The National Council for Women and its president Mervat al-Tallawi (who incidentally oversaw the drafting of a repressive NGO law during her tenure as Minister of Social Affairs under Mubarak) have been rehabilitated as the official voice of women’s issues after being sidelined during the transitional rule of SCAF then the Morsi presidency. The Council is leading the drafting process for the new national strategy for combating violence against women, which has already been criticized by women’s rights organizations for its lack of transparency and inclusivity. Some women activists stayed away from an anti-sexual violence protest in June 2014 because of NCW involvement. At the same rally, two men holding placards condemning sexual violence perpetrated by state security services were arrested.
The new regime also threatens to reverse the revolutionized gender norms created through independent women’s organizing, which rejected any notions of honour and shame attached to the female body. In contrast, in a statement referring to the June 2014 sexual attacks during the celebrations for his presidential election, El-Sisi said, ‘Our honour is being assaulted in the streets’. Meanwhile, Mervat al-Tallawi threatened to sue Al-Jazeera network for using the issue of sexual harassment to ‘tarnish the image of Egypt’ and discredit the ‘30 June Revolution’, thereby reducing women to symbols of Egypt’s reputation and, particularly, its post-Morsi regime.
The ‘pro-women’ policies of President El-Sisi and his supporters do not aim to liberate Egyptian women but rather to co-opt them within a new patriarchal bargain. Women who are obedient to the new regime are deemed worthy of the state’s protection.
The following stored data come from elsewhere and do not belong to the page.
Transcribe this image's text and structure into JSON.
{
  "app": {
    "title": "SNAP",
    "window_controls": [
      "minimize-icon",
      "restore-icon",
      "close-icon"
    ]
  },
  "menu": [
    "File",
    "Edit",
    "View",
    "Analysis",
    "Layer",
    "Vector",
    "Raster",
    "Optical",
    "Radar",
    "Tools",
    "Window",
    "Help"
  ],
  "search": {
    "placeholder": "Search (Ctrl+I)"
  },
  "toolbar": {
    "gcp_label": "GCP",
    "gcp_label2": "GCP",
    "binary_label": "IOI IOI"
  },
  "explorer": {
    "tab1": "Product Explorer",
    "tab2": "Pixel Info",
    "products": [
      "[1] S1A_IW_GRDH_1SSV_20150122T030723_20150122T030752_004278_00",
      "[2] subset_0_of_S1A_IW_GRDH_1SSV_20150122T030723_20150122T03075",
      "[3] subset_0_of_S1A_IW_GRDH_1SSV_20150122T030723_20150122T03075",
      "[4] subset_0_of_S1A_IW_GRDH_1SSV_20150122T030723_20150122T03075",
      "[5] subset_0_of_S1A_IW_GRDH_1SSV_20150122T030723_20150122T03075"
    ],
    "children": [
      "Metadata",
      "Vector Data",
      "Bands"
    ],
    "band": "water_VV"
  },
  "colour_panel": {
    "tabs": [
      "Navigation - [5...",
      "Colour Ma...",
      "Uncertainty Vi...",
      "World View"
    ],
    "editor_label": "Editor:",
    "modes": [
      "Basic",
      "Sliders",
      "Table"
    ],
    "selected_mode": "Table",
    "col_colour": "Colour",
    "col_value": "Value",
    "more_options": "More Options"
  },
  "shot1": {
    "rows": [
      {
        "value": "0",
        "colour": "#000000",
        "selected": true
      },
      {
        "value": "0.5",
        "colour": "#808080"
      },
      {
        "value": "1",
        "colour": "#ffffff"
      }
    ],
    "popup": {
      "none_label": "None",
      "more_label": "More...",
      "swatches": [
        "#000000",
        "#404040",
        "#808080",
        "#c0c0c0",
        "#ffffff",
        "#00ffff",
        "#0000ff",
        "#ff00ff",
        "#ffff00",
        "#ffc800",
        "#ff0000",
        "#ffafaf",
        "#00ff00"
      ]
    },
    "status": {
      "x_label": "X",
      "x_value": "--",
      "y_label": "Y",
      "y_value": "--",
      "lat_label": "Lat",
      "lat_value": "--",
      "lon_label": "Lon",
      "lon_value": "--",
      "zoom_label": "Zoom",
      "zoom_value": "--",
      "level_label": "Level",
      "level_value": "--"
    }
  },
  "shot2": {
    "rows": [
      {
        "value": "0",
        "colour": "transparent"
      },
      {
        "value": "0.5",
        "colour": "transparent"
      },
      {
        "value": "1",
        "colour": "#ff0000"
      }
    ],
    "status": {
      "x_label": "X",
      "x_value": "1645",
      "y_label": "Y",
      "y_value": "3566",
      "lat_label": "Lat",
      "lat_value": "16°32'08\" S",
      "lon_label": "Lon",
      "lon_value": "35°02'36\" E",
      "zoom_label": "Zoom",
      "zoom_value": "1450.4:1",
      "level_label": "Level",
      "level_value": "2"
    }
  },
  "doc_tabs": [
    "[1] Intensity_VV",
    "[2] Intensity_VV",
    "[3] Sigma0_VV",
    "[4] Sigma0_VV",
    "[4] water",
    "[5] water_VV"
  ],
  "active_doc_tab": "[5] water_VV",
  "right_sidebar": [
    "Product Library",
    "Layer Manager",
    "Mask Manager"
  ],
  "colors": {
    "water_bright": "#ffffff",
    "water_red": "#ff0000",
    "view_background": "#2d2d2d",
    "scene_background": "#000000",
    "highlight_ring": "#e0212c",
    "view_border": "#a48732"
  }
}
However, the Islamist and secular women activists arrested for protesting against El-Sisi’s regime are subjected to numerous rights violations including sexual violence at the hands of security officers and police. The patriarchal bargain will remain in place as long as El-Sisi’s regime remains popular. Widespread disillusionment with El-Sisi will undoubtedly be accompanied with a backlash against his ‘pro-women’ agenda, similar to the backlash witnessed after the fall of Mubarak. Activists face a huge challenge in the coming period to maintain their dynamic paradigm for gender justice, to resist state cooptation and top-down impositions and to embed revolutionary gender constructs from the grassroots-upwards.